It’s inevitable – in time many road riders find the pursuit of pavement pounding on narrow tyres a little… plain. The enlightened cyclist chooses to ride both on road and off, and if you’ve seen the way and want to expand into the world of dirt, we’re here to help.
Mountain biking has a slightly different skill set to road cycling, but if you’re an experienced road cyclist chances are you’ve got great fitness, it just comes down to using your balance, fitness and strength a little differently.
If you are a road cyclist who wants to transfer to and excel in mountain biking then heed these tips from one of our MarathonMTB.com Team riders. Justin Morris raced as a professional for 5 years. But he started on a mountain bike, and joined the team again after retiring from professional road racing.
Justin Morris at Tour of Taiwan
“Unfortunately roadies moving to the dirt is more difficult than the converse…” says Morris. “Many mountain bikers have made swift and very successful transitions to road cycling, think Cadel Evans, Nathan Haas, Neil Van Der Ploeg, Peter Sagan.. the list goes on.”
Cadel Evans raced the prologue of the 2015 Swiss Epic, back on a MTB after a long and prominent road career.

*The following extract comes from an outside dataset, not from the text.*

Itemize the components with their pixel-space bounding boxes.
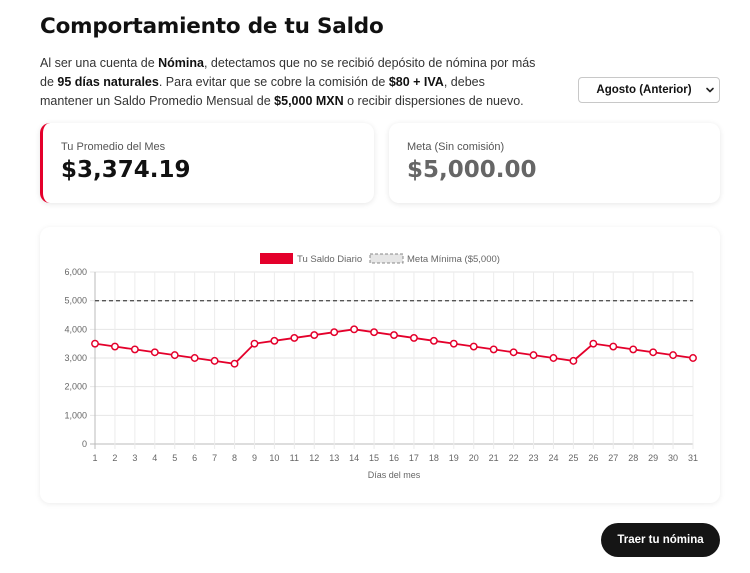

Strength and conditioning for mountain biking
One thing you need to consider is specific strength and conditioning, and how it can help your when riding off road.
“Start getting your core and upper body strength in order,” says Morris, who has recently set up his own coaching business. “These get used a lot more in mountain biking than in road. Forget that Chris Froome like physique, you’re going to need some guns to get the bike up and over gnarly mountain bike terrain.”
Core strength and gym work will pay dividends.
Body positioning for mountain biking
There are more changes than just flat handlebars when you switch from a road bike to a mountain bike. It’s really important to let your upper body relax, and think about all five of your contact points (both hands, both feet, and on the seat) and when each one needs pressure.
Your position on the bike is crucial.
“You have to relax your upper body while on the bike, it is also important on the roadie but even more so on the mountain bike”, stresses Justin Morris. “You want to encourage fluidity and rhythm to become one with your machine. No straight elbows and clenched elbows… mountain biking is all about flow and rhythm.”
Need help? You could always see RideTechnics for one-on-one skills coaching.
Eyes on the prize
One of the best things to remember off road, as well as on, is look where you want to go – not where you don’t want to go. When mountain biking, it’s important to scan the trail in front of you – from a short distance to further, so you can plan your lines.
“Look down the trail, not at the front wheel. This is not the morning bunchie, you don’t have to be ever frightened about brake checking from the roadie in front of you,” says Morris. “The mountain bike is about anticipation, look down the trail and prepare your moves with the knowledge of what is ahead.”
Look ahead, plan your lines.
Get your bike setup right
Having your bike setup safely is paramount for any cycling discipline. But with lower tyres pressures and suspension, there’s more to play with on a mountain bike. We tested a range of Maxxis tyres that we race on earlier this year, which helped us work out as a team what we would favour for different conditions. Finding the right pressure for yourself is a worthwhile pursuit.
“Tyres and tyre pressure is going to be one of the biggest factors influencing your performance. This is a bit more complicated than just cranking the psi up to the MAX as is often the case for road,” explains Morris. “Read the tyres recommended range, if it’s dry, lower is better for more traction. If it’s wet and muddy higher is better to cut through the mud.”
Typically you will run a little less in the front than the back. And the wider the tyre, or tyre and rim combination, the lower you can run. Invest in a digital pressure gauge as 1 or 2 psi can make a big difference.
Feed the machine
“You are going to churn through way more calories on a solid mountain bike ride than you will on a road bike coffee shop cruise,” states Morris. “Remember this when it comes to nutrition, prepare to eat every 30-45 mins during a race to stay on top of your nutrition needs. As the old saying goes 1km on MTB = 2km on the road bike!”
Don’t skimp on food. Although this is for more than one ride!
Make sure you pack a little extra in your pockets or backpack, as when you’re suffering a hunger flat on the mountain bike your bike handling goes out the window. Stay fuelled up!
Enjoy the escape
If you are venturing off road after plenty of years riding on road, you might be frustrated at the rate of progression compared to you abilities on tarmac. Stop to remember the benefits of riding off road though, as Justin Morris explains – this is part of why you’re doing it.
“Enjoy it, you are entering a fully engaged sensory experience on a proper mountain bike ride. No traffic, just you, your bike and the trail. Mountain biking also offers you a unique opportunity to have a holiday from ‘thinking’. On the trail, going fast, there is no time to think, just react! Enjoy and appreciate this holiday from the thoughts or stresses of day to day life. Shred for the moment!”